Géographes de Bretagne
Douaronourien e Breizh - Jeyografes de Bertaeyn

La force et l’avenir des régions, c’est aussi leur identité

Il est heureux que ce soit encore les géographes qui alimentent le débat sur les territoires même s’ils ne sont pas toujours d’accord entre eux. En l’occurrence les « Géographes de Bretagne » ne sont pas du tout du même avis que leur collègue Jean-Baptiste Humeau de l’université d’Angers sur le redécoupage des régions et leur mission politique (Ouest-France du 20/01/09).

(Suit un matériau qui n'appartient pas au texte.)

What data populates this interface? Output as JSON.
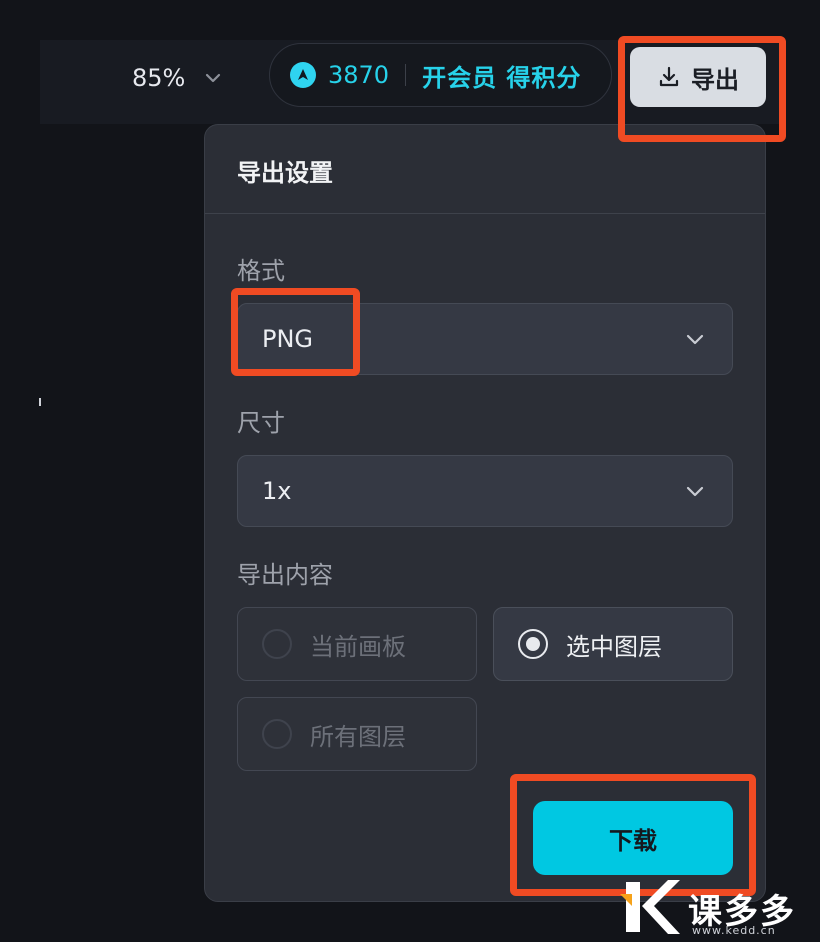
{
  "toolbar": {
    "zoom_label": "85%",
    "points_value": "3870",
    "membership_link": "开会员 得积分",
    "export_button_label": "导出"
  },
  "export_panel": {
    "title": "导出设置",
    "format": {
      "label": "格式",
      "selected": "PNG"
    },
    "size": {
      "label": "尺寸",
      "selected": "1x"
    },
    "content": {
      "label": "导出内容",
      "options": [
        {
          "label": "当前画板",
          "state": "disabled"
        },
        {
          "label": "选中图层",
          "state": "selected"
        },
        {
          "label": "所有图层",
          "state": "disabled"
        }
      ]
    },
    "download_button_label": "下载"
  },
  "watermark": {
    "text": "课多多",
    "url": "www.kedd.cn"
  },
  "colors": {
    "accent": "#00c8e2",
    "points": "#27d2ea",
    "highlight": "#f04b23",
    "panel_bg": "#2b2e36",
    "page_bg": "#121419"
  }
}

S’il faut effectivement pour certains grands projets (liaisons ferroviaires par exemple) penser et agir au niveau de plusieurs régions (et on n’a pas attendu pour cela les géographes !), rien de pire dans ce cadre que de les noyer dans un très virtuel « Grand Ouest » tel qu’il est très régulièrement présenté. Ce serait la meilleure façon de diluer leur force potentielle mais aussi leur avenir. Nulle part en Europe de telles « régions » aussi informes n’ont réussi, même quand leur création s’est appuyée sur la recherche de projets communs.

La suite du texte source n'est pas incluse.